Pink Slips: Die Arbeitslosen der New Economy tanzen in den Mai

Mit der Entlassungswelle in der New Economy schwappen auch die Pink Slip-Parties aus den USA nach Deutschland.

In Pocket speichern vorlesen Druckansicht 47 Kommentare lesen
Lesezeit: 4 Min.

Am Vorabend des Tags der Arbeit, am 1. Mai, soll ein besonderes Event die Berliner Partyszene aufmischen: Frank Lichtenberg, Chef des Frankfurter Online-Lieferservices Snacker, hat die Arbeitslosen der New Economy zur ersten deutschen Pink-Slip-Party in die Reinbeckhallen in Berlin-Treptow geladen. Im Industrie-romantischen Ambiente eines ehemaligen Umspannwerkes sollen sich die Geschassten in der Walpurgisnacht den Frust von der Seele tanzen – und dabei vielleicht sogar einen neuen Job ergattern. Lichtenberg rechnet jedenfalls fest damit, dass zahlreiche Headhunter oder Spione von Consulting-Firmen erscheinen, im Gegensatz zu den Entlassenen 150 Euro an der Abendkasse abdrücken und nach jungen Talenten Ausschau halten werden. Insgesamt erwartet der Vorsitzende des Arbeitskreises "Startups" im Verband der deutschen Internet-Wirtschaft eco rund 1000 Gäste.

Die ungewöhnliche Partymasche kommt anders als der First Tuesday, dem Inbegriff des Gründer-Netzwerks, nicht aus London, sondern aus New York. In den USA haben zwischen Dezember 1999 und März dieses Jahres rund 65.000 Angestellte bei Firmen rund ums Internet den rosafarbenen Entlassungsschein in die Hände gedrückt bekommen, der dem Event seinen Namen gab. Als die Arbeitslosigkeit in ihrem persönlichen Umfeld zu grassieren begann, rief Allison Hemming, Chefin der New Yorker Beratungsfirma The Hired Guns, Freunde und Bekannte im Juni 2000 in der hippen "Rebar" in Chelsea zusammen, um das Leid zu lindern.

Die Sache sprach sich herum, sodass schon beim ersten Treff die Bar wider Erwarten aus allen Nähten platzte. Inzwischen finden die Parties regelmäßig auch in Kalifornien und in Washington statt und sind zum begehrten Umschlagplatz für Job- und Mitarbeitersuchende geworden. Gute Aussichten auf eine Neuanstellung haben vor allem Freaks, die sich mit Softwareprogrammierung und Hightech auskennen. Wer im Marketing- und PR-Bereich bei einem Startup tätig war, hat angesichts der von der Börse verschriebenen Sparwut in Dotcoms dagegen schlechte Karten.

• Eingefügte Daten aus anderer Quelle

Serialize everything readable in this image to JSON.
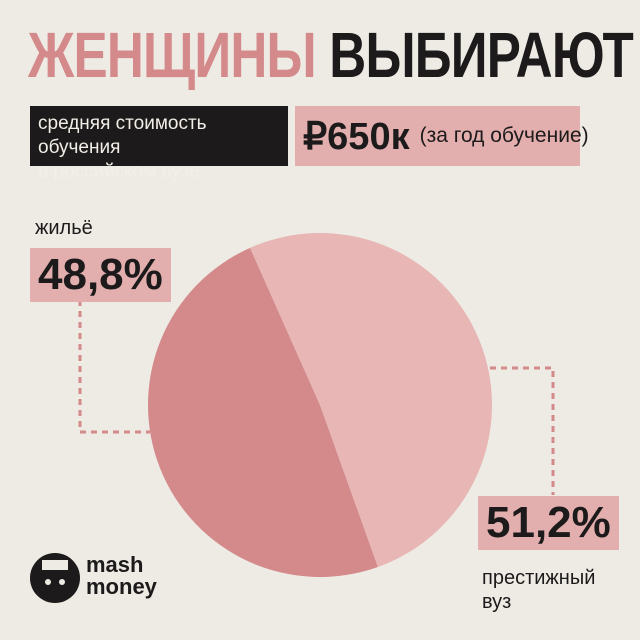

Doch die Berliner Startup-Branche ist sich uneins, ob die neue Networking-Gelegenheit in Deutschland genauso einschlägt wie jenseits des Atlantiks. Die Online-Jobvermittlung Monster.de (http://www.monster.de/), die eigentlich als Hauptsponsor auftreten wollte, ist zumindest bereits wieder abgesprungen. Zu sehr hört sich die deutsche Version der Pink-Slip-Party wie die Geschäftsidee eines Unternehmers an, der alle anderen PR-Effekte bereits ausgeschöpft hat und selbst über ein knappes Marketing-Budget wachen muss.

Denn obwohl die "Entlassungswelle" mit Verspätung auch die deutsche New Economy erreicht hat, geht das Feuern hierzulande nicht so einfach wie in den USA. Zudem sind viele deutsche Dotcoms langsamer gewachsen und haben weniger Stellenüberhang. Die anvisierte Kernzielgruppe in Berlin oder anderen Startup-Hochburgen, durch die das Party-Event in den nächsten Wochen touren soll, ist daher schon prozentual gesehen viel niedriger als in New York oder San Francisco. "So viele Entlassungen gab es hier gar nicht", weiß Daphne Rauch, Sprecherin des Verbraucherportals Dooyoo, das selbst 15 Prozent der Belegschaft im Februar kündigen musste. Die hätten alle allerdings bereits neue Jobs.

Außerdem glaubt Rauch, dass die Sache mit den pinken Slips hierzulande falsch verstanden werden könnte: "Die leute denken, es handelt sich um eine Werbeveranstaltung von H&M Dessous", fürchtet die Insiderin, die auch den Zeitpunkt für die Party für unangebracht hält. Schließlich sei die Branche gerade dabei, zur Normalität zurückzukehren. Für "gar keine so schlechte Idee", hält dagegen Dana Büchel die Fete vor dem 1. Mai. Obwohl die Strategin ihren Job bei Dooyoo als Fachfrau für "e-Intelligence" nicht verloren hat, will sie sich trotzdem in das Industriegebiet am Stadtrand aufmachen, um "einfach mal den eigenen Marktwert abzuchecken." (Stefan Krempl) / (wst)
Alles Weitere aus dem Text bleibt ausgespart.